Proactive Distributed Emergency Response with Heterogeneous Tasks Allocation
Justice Darko, Hyoshin Park
TL;DR
This paper tackles the inefficiency of traditional traffic incident management (TIM) by introducing a proactive, DCOP-based framework (P-DRONETIM) that coordinates ground Emergency Response Vehicles (ERVs) and Unmanned Aerial Vehicles (UAVs) with a look-ahead horizon. The approach models resource allocation as a Proactive Dynamic Routing of unmanned-aerial and Emergency Team Incident Management (P-DRONETIM) problem, incorporating stochastic incident occurrences, two-stage anticipation, and data assimilation to refine delay estimates. Ground and aerial subteams are coupled through complete DCOP constraints and a UAV deployment priority matrix, with solution via local-search algorithms MGM and DSA, including an explicit look-ahead of h=2. Experiments on a 10x10 grid show that P-DRONETIM reduces total network delay by meaningful margins, and UAV cooperation further lowers delays by 5–45% while also reducing uncertainty in delay estimates, highlighting the practical potential of drones as first responders in TIM.
Abstract
Traditionally, traffic incident management (TIM) programs coordinate the deployment of emergency resources to immediate incident requests without accommodating the interdependencies on incident evolutions in the environment. However, ignoring inherent interdependencies on the evolution of incidents in the environment while making current deployment decisions is shortsighted, and the resulting naive deployment strategy can significantly worsen the overall incident delay impact on the network. The interdependencies on incident evolution in the environment, including those between incident occurrences, and those between resource availability in near-future requests and the anticipated duration of the immediate incident request, should be considered through a look-ahead model when making current-stage deployment decisions. This study develops a new proactive framework based on the distributed constraint optimization problem (DCOP) to address the above limitations, overcoming conventional TIM models that cannot accommodate the dependencies in the TIM problem.

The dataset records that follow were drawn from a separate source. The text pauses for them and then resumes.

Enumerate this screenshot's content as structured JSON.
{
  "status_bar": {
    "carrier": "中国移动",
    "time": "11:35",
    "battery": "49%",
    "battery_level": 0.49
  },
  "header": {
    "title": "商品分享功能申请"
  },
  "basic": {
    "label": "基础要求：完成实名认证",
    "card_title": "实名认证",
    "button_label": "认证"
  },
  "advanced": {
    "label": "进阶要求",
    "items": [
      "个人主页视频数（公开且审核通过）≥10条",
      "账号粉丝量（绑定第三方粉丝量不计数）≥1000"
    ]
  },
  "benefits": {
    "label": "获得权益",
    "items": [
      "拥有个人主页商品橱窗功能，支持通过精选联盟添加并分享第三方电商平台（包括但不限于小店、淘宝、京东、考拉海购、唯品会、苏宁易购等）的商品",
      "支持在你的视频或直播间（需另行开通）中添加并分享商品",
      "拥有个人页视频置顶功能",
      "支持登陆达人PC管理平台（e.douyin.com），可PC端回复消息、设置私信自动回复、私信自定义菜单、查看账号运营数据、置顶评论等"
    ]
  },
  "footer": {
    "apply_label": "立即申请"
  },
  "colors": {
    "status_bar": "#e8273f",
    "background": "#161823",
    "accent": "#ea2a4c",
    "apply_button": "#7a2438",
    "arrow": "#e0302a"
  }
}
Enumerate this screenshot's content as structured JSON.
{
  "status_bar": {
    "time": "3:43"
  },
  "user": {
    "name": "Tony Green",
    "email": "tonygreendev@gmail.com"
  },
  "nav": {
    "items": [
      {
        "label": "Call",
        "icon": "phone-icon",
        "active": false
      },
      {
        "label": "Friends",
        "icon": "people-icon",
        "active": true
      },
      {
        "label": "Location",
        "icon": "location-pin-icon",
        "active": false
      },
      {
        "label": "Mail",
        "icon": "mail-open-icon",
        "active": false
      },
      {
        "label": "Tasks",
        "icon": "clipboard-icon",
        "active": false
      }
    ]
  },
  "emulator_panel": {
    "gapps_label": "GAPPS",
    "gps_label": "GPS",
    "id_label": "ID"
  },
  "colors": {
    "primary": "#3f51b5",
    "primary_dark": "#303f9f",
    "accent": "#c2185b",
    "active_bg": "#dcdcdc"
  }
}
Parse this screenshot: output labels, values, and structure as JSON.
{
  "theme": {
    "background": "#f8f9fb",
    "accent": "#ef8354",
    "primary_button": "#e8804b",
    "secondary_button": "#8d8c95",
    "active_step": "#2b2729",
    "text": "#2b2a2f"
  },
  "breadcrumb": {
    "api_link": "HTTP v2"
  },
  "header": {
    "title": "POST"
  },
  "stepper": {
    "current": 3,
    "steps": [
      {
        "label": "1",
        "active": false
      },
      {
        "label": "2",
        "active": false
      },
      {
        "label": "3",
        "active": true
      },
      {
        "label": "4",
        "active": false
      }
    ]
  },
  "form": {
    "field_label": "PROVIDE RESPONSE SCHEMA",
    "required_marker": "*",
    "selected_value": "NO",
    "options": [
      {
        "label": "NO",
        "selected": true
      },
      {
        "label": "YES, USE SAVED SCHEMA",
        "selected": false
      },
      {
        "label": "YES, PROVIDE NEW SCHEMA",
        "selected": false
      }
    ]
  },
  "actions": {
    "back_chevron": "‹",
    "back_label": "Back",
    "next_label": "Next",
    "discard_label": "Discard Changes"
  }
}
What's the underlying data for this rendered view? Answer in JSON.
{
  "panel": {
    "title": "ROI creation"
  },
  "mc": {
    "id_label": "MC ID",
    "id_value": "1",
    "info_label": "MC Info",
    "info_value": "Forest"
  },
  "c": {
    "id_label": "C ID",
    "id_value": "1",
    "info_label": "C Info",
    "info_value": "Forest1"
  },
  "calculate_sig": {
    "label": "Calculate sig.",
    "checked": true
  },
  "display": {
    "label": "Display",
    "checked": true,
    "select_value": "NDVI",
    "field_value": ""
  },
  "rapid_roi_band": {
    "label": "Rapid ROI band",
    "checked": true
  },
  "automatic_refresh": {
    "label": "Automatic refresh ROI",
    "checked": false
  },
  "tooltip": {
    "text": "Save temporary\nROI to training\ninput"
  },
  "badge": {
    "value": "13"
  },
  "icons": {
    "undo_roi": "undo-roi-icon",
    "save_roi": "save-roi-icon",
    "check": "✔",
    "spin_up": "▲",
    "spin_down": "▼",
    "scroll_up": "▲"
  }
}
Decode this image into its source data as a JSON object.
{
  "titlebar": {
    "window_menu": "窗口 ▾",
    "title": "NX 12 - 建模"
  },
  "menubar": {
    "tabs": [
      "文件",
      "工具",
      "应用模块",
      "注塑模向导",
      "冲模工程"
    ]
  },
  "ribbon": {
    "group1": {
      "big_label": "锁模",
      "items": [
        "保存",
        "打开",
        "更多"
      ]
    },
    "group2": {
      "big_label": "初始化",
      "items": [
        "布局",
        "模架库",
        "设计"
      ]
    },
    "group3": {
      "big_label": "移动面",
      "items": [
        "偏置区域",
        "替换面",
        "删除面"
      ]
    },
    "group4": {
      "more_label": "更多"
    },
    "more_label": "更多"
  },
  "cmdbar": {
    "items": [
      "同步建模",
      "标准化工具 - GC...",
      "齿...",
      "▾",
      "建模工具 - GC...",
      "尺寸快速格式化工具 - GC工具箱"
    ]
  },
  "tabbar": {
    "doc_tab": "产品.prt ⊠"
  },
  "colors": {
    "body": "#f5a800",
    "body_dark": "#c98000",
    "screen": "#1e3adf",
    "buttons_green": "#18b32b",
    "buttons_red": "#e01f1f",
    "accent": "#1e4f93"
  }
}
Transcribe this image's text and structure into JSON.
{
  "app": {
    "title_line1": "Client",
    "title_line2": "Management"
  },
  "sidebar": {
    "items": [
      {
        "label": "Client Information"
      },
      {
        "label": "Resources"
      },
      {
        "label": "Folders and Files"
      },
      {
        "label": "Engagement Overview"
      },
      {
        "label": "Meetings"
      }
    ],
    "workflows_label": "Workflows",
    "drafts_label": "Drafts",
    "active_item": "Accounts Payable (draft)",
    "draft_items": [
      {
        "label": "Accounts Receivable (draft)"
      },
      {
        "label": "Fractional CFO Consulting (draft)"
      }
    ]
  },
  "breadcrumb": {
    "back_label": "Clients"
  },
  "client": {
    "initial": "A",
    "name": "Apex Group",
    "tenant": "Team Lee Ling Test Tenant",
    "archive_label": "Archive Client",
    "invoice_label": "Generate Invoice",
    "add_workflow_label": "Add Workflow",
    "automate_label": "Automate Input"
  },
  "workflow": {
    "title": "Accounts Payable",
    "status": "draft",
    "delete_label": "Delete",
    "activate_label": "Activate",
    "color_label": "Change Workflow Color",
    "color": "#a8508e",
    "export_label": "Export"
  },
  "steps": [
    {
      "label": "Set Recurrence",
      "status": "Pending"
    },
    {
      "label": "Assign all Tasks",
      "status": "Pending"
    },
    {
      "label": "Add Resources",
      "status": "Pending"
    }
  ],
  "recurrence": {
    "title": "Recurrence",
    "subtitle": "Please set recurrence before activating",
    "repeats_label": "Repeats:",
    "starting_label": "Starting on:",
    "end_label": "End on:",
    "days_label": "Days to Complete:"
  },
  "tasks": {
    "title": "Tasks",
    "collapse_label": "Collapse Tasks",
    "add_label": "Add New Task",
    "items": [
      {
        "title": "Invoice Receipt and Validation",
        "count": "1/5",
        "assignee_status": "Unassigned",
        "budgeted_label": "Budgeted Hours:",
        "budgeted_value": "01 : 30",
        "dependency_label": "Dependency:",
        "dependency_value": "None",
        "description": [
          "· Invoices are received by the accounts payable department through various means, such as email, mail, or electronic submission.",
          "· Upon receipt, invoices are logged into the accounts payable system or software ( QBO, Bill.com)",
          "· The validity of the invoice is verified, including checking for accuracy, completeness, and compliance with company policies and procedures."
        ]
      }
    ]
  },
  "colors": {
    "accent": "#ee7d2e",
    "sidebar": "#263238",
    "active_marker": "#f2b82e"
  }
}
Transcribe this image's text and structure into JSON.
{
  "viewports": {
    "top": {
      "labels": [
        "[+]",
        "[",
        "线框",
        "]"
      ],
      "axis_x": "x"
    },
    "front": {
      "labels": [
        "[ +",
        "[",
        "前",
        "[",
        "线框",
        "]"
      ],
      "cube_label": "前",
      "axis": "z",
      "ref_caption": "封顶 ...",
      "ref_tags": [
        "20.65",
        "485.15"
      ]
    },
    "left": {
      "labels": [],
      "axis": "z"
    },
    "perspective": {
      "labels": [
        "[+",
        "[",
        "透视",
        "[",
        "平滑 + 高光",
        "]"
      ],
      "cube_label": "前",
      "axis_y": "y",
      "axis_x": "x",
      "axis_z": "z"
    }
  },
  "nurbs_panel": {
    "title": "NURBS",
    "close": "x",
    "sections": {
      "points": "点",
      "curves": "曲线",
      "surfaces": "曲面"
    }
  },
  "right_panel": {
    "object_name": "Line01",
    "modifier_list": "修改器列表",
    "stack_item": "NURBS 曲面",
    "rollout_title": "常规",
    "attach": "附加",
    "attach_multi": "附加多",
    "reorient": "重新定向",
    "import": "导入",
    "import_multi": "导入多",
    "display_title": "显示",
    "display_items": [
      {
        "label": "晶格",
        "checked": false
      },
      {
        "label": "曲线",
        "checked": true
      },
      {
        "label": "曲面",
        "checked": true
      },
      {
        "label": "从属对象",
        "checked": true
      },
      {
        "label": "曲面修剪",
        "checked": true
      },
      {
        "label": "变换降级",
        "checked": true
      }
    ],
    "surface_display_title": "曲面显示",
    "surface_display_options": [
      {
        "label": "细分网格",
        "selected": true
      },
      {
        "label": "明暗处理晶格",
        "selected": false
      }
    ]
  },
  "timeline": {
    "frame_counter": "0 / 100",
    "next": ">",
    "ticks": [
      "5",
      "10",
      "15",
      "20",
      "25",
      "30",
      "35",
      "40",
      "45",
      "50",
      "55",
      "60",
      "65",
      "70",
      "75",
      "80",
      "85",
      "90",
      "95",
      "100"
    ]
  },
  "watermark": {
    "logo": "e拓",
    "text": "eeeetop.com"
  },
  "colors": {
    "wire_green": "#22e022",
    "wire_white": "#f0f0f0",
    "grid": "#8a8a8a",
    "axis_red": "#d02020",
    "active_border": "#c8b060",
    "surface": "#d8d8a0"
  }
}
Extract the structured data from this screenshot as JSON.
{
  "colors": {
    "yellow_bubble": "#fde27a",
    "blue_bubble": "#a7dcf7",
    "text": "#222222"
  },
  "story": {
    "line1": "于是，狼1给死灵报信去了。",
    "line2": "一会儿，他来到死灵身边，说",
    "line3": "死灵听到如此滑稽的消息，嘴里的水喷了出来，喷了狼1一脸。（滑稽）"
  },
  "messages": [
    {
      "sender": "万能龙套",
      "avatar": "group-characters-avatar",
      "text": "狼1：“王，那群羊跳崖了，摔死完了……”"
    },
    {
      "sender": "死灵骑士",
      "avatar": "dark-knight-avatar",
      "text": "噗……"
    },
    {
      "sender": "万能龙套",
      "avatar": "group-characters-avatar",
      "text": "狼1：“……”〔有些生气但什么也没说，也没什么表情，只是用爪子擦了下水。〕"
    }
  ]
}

Furthermore, the optimization objective is formulated to incorporate Unmanned Aerial Vehicles (UAVs). The UAVs' role in TIM includes exploring uncertain traffic conditions, detecting unexpected events, and augmenting information from roadway traffic sensors. Robustness analysis of our model for multiple TIM scenarios shows satisfactory performance using local search exploration heuristics. Overall, our model reports a significant reduction in total incident delay compared to conventional TIM models. With UAV support, we demonstrate a further decrease in the total incident delay ranging between 5% and 45% for the different number of incidents. UAV's active sensing can shorten response time of emergency vehicles, and a reduction in uncertainties associated with the estimated incident delay impact.